Professor Chinua Achebe – A Personal Tribute
By Col Abubakar Dangiwa Umar
A Mighty Tree Has Fallen – and, as to be expected, all those taking cover under it’s massive shelter are in mourning. In many ways, Professor Chinua Albert Achebe was not just a tree, he was a forest; a forest inhabited by that dwindling tribe of Nigerians that refuses to accept that nothing could be done to halt their country’s tragic drift to anarchy and chaos.

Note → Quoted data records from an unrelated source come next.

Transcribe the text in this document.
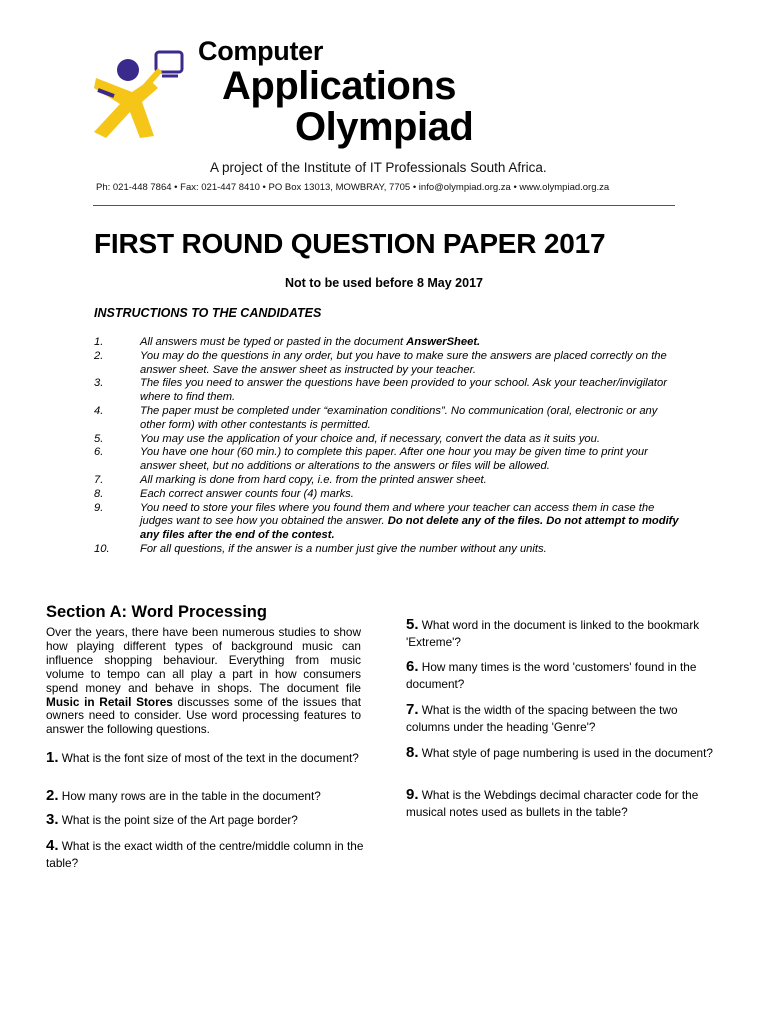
Computer
Applications
Olympiad
A project of the Institute of IT Professionals South Africa.
Ph: 021-448 7864 • Fax: 021-447 8410 • PO Box 13013, MOWBRAY, 7705 • info@olympiad.org.za • www.olympiad.org.za
FIRST ROUND QUESTION PAPER 2017
Not to be used before 8 May 2017
INSTRUCTIONS TO THE CANDIDATES
1.	All answers must be typed or pasted in the document AnswerSheet.
2.	You may do the questions in any order, but you have to make sure the answers are placed correctly on the answer sheet. Save the answer sheet as instructed by your teacher.
3.	The files you need to answer the questions have been provided to your school. Ask your teacher/invigilator where to find them.
4.	The paper must be completed under “examination conditions”. No communication (oral, electronic or any other form) with other contestants is permitted.
5.	You may use the application of your choice and, if necessary, convert the data as it suits you.
6.	You have one hour (60 min.) to complete this paper. After one hour you may be given time to print your answer sheet, but no additions or alterations to the answers or files will be allowed.
7.	All marking is done from hard copy, i.e. from the printed answer sheet.
8.	Each correct answer counts four (4) marks.
9.	You need to store your files where you found them and where your teacher can access them in case the judges want to see how you obtained the answer. Do not delete any of the files. Do not attempt to modify any files after the end of the contest.
10.	For all questions, if the answer is a number just give the number without any units.
Section A: Word Processing
Over the years, there have been numerous studies to show how playing different types of background music can influence shopping behaviour. Everything from music volume to tempo can all play a part in how consumers spend money and behave in shops. The document file Music in Retail Stores discusses some of the issues that owners need to consider. Use word processing features to answer the following questions.
1. What is the font size of most of the text in the document?
2. How many rows are in the table in the document?
3. What is the point size of the Art page border?
4. What is the exact width of the centre/middle column in the table?
5. What word in the document is linked to the bookmark 'Extreme'?
6. How many times is the word 'customers' found in the document?
7. What is the width of the spacing between the two columns under the heading 'Genre'?
8. What style of page numbering is used in the document?
9. What is the Webdings decimal character code for the musical notes used as bullets in the table?
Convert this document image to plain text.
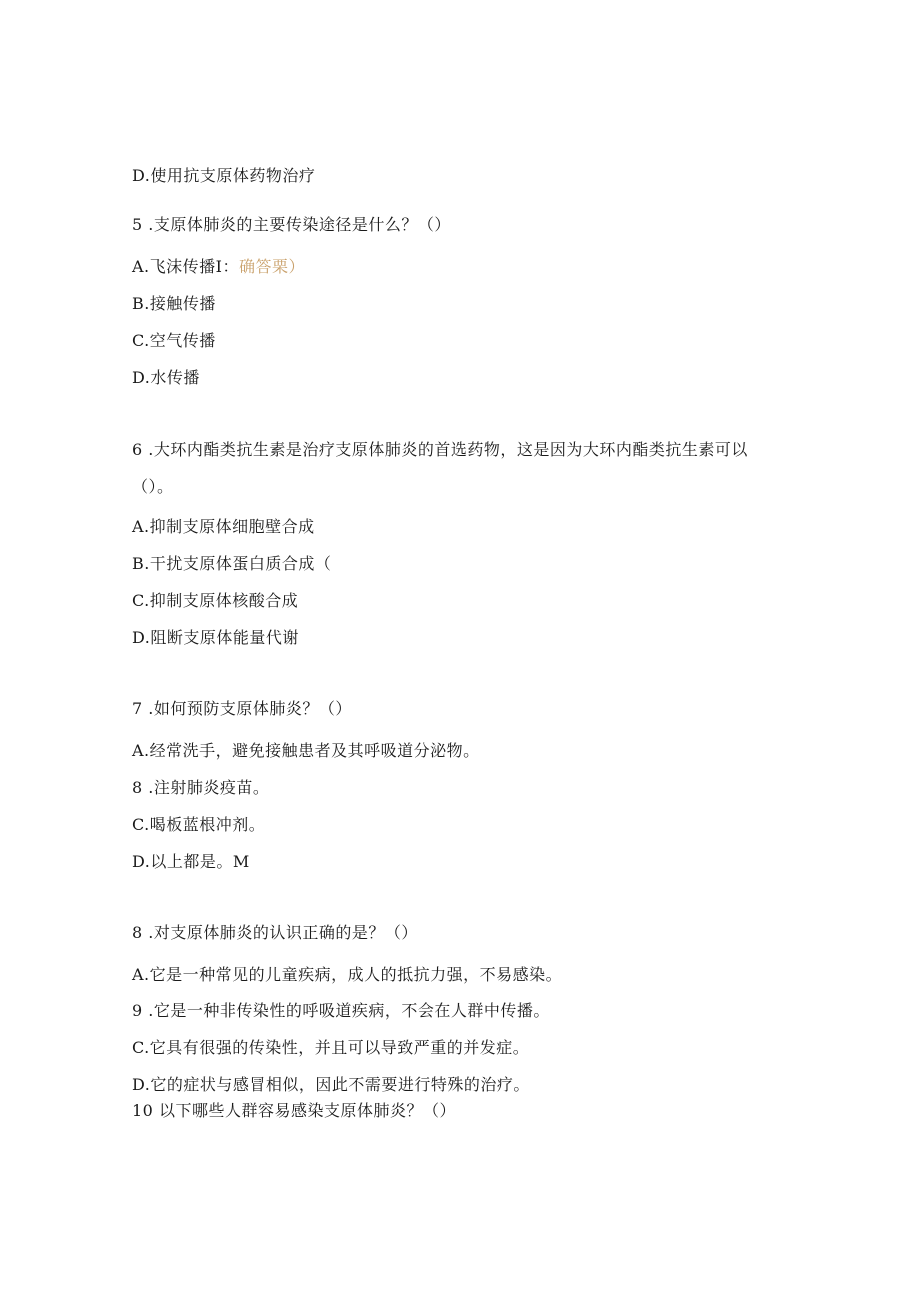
D.使用抗支原体药物治疗
5 .支原体肺炎的主要传染途径是什么？（）
A.飞沫传播I：确答栗）
B.接触传播
C.空气传播
D.水传播
6 .大环内酯类抗生素是治疗支原体肺炎的首选药物，这是因为大环内酯类抗生素可以
（）。
A.抑制支原体细胞壁合成
B.干扰支原体蛋白质合成（
C.抑制支原体核酸合成
D.阻断支原体能量代谢
7 .如何预防支原体肺炎？（）
A.经常洗手，避免接触患者及其呼吸道分泌物。
8 .注射肺炎疫苗。
C.喝板蓝根冲剂。
D.以上都是。M
8 .对支原体肺炎的认识正确的是？（）
A.它是一种常见的儿童疾病，成人的抵抗力强，不易感染。
9 .它是一种非传染性的呼吸道疾病，不会在人群中传播。
C.它具有很强的传染性，并且可以导致严重的并发症。
D.它的症状与感冒相似，因此不需要进行特殊的治疗。
10 以下哪些人群容易感染支原体肺炎？（）
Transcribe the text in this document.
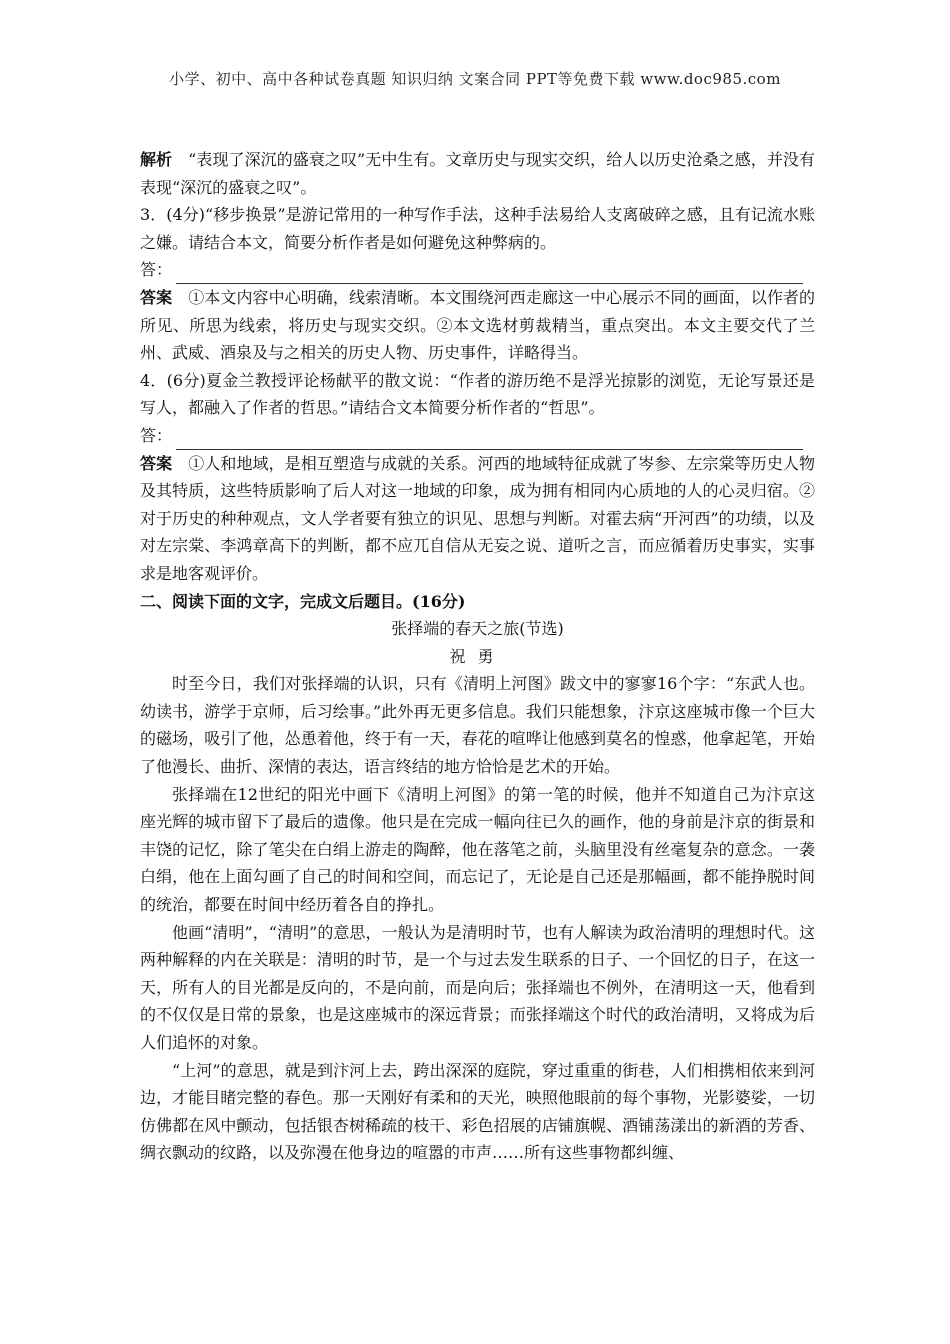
小学、初中、高中各种试卷真题 知识归纳 文案合同 PPT等免费下载 www.doc985.com

解析　“表现了深沉的盛衰之叹”无中生有。文章历史与现实交织，给人以历史沧桑之感，并没有表现“深沉的盛衰之叹”。

3．(4分)“移步换景”是游记常用的一种写作手法，这种手法易给人支离破碎之感，且有记流水账之嫌。请结合本文，简要分析作者是如何避免这种弊病的。

答：

答案　 ①本文内容中心明确，线索清晰。本文围绕河西走廊这一中心展示不同的画面，以作者的所见、所思为线索，将历史与现实交织。②本文选材剪裁精当，重点突出。本文主要交代了兰州、武威、酒泉及与之相关的历史人物、历史事件，详略得当。

4．(6分)夏金兰教授评论杨献平的散文说：“作者的游历绝不是浮光掠影的浏览，无论写景还是写人，都融入了作者的哲思。”请结合文本简要分析作者的“哲思”。

答：

答案　 ①人和地域，是相互塑造与成就的关系。河西的地域特征成就了岑参、左宗棠等历史人物及其特质，这些特质影响了后人对这一地域的印象，成为拥有相同内心质地的人的心灵归宿。②对于历史的种种观点，文人学者要有独立的识见、思想与判断。对霍去病“开河西”的功绩，以及对左宗棠、李鸿章高下的判断，都不应兀自信从无妄之说、道听之言，而应循着历史事实，实事求是地客观评价。

二、阅读下面的文字，完成文后题目。(16分)

张择端的春天之旅(节选)

祝勇

时至今日，我们对张择端的认识，只有《清明上河图》跋文中的寥寥16个字：“东武人也。幼读书，游学于京师，后习绘事。”此外再无更多信息。我们只能想象，汴京这座城市像一个巨大的磁场，吸引了他，怂恿着他，终于有一天，春花的喧哗让他感到莫名的惶惑，他拿起笔，开始了他漫长、曲折、深情的表达，语言终结的地方恰恰是艺术的开始。

张择端在12世纪的阳光中画下《清明上河图》的第一笔的时候，他并不知道自己为汴京这座光辉的城市留下了最后的遗像。他只是在完成一幅向往已久的画作，他的身前是汴京的街景和丰饶的记忆，除了笔尖在白绢上游走的陶醉，他在落笔之前，头脑里没有丝毫复杂的意念。一袭白绢，他在上面勾画了自己的时间和空间，而忘记了，无论是自己还是那幅画，都不能挣脱时间的统治，都要在时间中经历着各自的挣扎。

他画“清明”，“清明”的意思，一般认为是清明时节，也有人解读为政治清明的理想时代。这两种解释的内在关联是：清明的时节，是一个与过去发生联系的日子、一个回忆的日子，在这一天，所有人的目光都是反向的，不是向前，而是向后；张择端也不例外，在清明这一天，他看到的不仅仅是日常的景象，也是这座城市的深远背景；而张择端这个时代的政治清明，又将成为后人们追怀的对象。

“上河”的意思，就是到汴河上去，跨出深深的庭院，穿过重重的街巷，人们相携相依来到河边，才能目睹完整的春色。那一天刚好有柔和的天光，映照他眼前的每个事物，光影婆娑，一切仿佛都在风中颤动，包括银杏树稀疏的枝干、彩色招展的店铺旗幌、酒铺荡漾出的新酒的芳香、绸衣飘动的纹路，以及弥漫在他身边的喧嚣的市声……所有这些事物都纠缠、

For me personally, there are additional grounds for paying a special tribute to Professor Achebe. I feel previleged to be able to pay this tribute to the Prof for his many gestures of care and encouragement towards me. Our most recent contacts dates back to 2006 when the NGO, MOVEMENT FOR UNITY & PROGRESS, which I chair, invited him to participate in the national rally in Abuja to stop that reckless attempt by the then President Obasanjo to remain in office for a third and perhaps endless terms in office.Thereafter, we had remained increasingly engaged in discussions about what could be done about the many ‘Troubles with Nigeria’. Twice he had invited me to the annual Achebe Colloquium on Africa which he hosted at Brown University, USA, where he taught.
Professor Achebe was an honest and courageous man who was not afraid to express his views on national issues. However controversial those views might appear to some people, there is no doubt that he expressed them out of intense patriotism so that Nigeria might emerge from her present challenges a better nation; a country from which his spirit shall be pleased to accept post humously the national honor which he had turned down in his life time. In frustration, Prof Achebe had on more than one occasion, turned down offers to have national honors bestowed on him because we betrayed the ideals which his generation grew up with, a betrayal that prompted his equally illustrious compatriot, the Nobel laureate, Prof Wole Soyinka, to call us the wasted generation.
As he takes his final bow, it must be his most ardent wish that fellow Nigerians shall bear in mind what Nigeria is and what should be done to save her. Indeed we must keep repeating until we memorize what is clearly his last wish and testament contained in that inimitable tract which he titled: ‘WHAT NIGERIA MEANS TO ME’:
Nigeria is a child. Gifted, enormously talented,
prodigiously endowed and incredibly wayward. .
Nigeria needs help. Nigerians have their work cut
out for them – to coax this unruly child along the
path of useful creative development. . . . . . .
We are parents of Nigeria, not vice versa . . .
A generation will come, if we do our work patiently
and well – and given luck – a generation that will call
Nigeria father or mother.
But not yet.
May his soul find favor with God, amen.